A sterile white room. Fluorescent lights that hurt her eyes. The smell of antiseptic and something else—something chemical and wrong.
“The target is protected,” a voice said, cold and clinical. “I need more time.”
But it wasn’t her voice. It was someone else’s.
“You’re going to help us, Quinn,” a man wearing a white lab coat instructed. “Just like you helped the Russians.”
“I didn’t help them. I stopped them. And I won’t help you.” Her voice sounded hoarse as if she’d been screaming.
“You will. Unless you want us to kill your friend Dr. Hartwell.”
Her heart skipped a beat. “He’s still alive?”
“He is—for now. But he’s not being cooperative.
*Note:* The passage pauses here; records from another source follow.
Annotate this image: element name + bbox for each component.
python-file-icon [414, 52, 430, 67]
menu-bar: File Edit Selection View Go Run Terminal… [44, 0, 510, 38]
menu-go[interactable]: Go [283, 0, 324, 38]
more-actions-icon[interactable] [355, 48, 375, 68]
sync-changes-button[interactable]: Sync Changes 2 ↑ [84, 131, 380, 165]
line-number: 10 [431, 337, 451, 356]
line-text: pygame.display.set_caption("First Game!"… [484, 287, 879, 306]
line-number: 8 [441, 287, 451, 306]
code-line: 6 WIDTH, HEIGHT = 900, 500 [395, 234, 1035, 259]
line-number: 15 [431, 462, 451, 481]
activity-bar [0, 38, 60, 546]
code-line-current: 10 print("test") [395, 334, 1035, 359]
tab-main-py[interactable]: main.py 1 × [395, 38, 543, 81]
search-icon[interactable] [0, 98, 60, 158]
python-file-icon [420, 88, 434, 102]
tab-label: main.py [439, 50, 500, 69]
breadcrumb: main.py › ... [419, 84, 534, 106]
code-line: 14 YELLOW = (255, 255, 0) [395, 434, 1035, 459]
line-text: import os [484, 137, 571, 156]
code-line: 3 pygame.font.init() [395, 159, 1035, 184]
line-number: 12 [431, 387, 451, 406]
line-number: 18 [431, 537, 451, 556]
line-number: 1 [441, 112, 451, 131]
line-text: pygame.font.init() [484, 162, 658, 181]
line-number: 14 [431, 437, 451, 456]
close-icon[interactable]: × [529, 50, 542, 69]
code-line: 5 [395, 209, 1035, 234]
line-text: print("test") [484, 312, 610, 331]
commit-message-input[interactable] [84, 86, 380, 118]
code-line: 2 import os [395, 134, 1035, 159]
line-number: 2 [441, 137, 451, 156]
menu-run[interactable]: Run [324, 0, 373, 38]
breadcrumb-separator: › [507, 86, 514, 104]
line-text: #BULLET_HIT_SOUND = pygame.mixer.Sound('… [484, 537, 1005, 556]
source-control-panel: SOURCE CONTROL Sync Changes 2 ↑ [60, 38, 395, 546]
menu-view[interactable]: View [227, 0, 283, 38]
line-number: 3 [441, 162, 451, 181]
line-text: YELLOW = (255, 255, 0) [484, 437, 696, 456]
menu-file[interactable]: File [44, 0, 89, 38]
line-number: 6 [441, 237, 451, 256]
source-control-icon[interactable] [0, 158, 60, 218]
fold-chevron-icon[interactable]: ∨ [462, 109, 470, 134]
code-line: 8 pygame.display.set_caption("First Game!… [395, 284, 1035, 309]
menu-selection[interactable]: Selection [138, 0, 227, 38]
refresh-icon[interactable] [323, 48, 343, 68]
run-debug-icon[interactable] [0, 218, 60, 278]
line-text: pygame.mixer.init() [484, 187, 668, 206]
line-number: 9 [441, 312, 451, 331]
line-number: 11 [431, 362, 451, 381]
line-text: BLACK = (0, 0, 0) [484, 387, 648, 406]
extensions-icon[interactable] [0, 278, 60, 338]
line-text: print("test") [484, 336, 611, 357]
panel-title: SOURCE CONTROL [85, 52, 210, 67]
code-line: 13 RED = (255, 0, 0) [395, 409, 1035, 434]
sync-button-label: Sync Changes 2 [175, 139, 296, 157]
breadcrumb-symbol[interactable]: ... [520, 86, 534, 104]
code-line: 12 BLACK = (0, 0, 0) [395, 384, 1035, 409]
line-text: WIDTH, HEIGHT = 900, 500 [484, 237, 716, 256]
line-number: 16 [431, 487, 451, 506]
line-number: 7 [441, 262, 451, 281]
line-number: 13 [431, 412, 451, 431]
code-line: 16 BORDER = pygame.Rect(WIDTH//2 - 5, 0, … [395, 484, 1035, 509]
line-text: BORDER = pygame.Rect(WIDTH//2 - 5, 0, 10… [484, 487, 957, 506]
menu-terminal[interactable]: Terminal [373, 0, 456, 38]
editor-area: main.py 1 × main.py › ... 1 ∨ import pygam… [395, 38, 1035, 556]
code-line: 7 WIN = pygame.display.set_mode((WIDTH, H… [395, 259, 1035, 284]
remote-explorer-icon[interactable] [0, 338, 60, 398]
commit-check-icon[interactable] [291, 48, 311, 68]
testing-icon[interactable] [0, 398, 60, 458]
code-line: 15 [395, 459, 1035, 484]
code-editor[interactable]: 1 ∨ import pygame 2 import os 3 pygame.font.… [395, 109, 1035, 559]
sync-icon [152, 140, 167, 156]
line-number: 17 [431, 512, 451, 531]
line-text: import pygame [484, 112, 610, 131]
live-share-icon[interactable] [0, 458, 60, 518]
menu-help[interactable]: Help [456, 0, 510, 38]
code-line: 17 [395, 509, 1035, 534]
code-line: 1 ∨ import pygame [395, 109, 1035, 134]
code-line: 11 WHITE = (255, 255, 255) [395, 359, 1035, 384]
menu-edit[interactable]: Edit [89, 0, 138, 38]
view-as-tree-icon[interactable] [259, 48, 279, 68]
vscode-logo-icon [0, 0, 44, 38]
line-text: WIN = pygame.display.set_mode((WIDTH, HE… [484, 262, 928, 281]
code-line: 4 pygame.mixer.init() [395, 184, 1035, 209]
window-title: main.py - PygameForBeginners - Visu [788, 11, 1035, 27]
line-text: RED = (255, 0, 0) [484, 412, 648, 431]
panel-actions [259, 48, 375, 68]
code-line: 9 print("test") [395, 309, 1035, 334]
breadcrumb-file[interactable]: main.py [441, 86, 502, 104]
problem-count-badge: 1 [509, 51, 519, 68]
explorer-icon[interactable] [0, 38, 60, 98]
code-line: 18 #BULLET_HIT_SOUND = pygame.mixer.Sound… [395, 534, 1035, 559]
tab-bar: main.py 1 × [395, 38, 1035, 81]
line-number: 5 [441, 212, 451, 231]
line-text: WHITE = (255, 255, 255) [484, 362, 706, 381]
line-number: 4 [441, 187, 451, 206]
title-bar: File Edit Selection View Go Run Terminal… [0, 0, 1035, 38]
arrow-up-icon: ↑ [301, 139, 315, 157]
We can’t do this without one of you.”
Quinn jerked back to the present, her heart pounding so hard she could hear it over the wind.
It all made sense now.
Those men had kept her alive because they needed her expertise.
Her knowledge of storm systems, her ability to predict and analyze hurricane behavior—they couldn’t do this without help.
“Are you okay?” Atlas’s voice pulled her out of her thoughts.
“It was another flashback.” Her voice came out breathless. She glanced at Atlas, finding comfort in his presence. “Someone was trying to force me to do something. They were going to kill Dr. Hartwell if I didn’t.”
“What do you mean?”
Still sitting in the van, she grabbed Hartwell’s notebook with trembling hands, reading his final entry.
More memories flooded back.
Standing in a laboratory, analyzing satellite data that showed impossible storm behavior.
Phone calls with colleagues who’d noticed similar anomalies in other storm systems.
The growing realization that someone with military-grade resources was conducting illegal weather modification experiments.
Their plan had failed in the Bahamas. She had to make sure it failed here as well.
Quinn pressed her palms against her temples as the full scope of the conspiracy became clear.
Someone hadn’t just been experimenting with weather modification—they’d been perfecting it. Using actual hurricanes as test cases, regardless of the civilian casualties.
These people had tried to make her and Hartwell help with their deadly project. When they’d come after her here on Lantern Beach, it wasn’t to kill her.
They wanted her alive. They were only trying to eliminate Atlas or anyone else who stood between them and her.
If not for Atlas finding her when he did, she might have completed whatever mission they’d manipulated her into working on.
If her theory was correct, Hurricane Delilah would soon be bearing down on this island with artificially enhanced fury, following the exact pattern Hartwell had died trying to expose.
Quinn glanced through the trees at the lighthouse as it towered in the distance. Beyond it, storm clouds gathered.
This time, she stared at the sky with the trained eye of a meteorologist who finally remembered what she was looking at.
And she knew with certainty they were running out of time. They had to either stop this storm or get people off the island. Whatever these criminals had done, they’d figured out how to strengthen storms. To speed them up. To direct their paths.
“You guys, I found something!” Hudson yelled.
Quinn and Atlas glanced at each other before dashing from the van.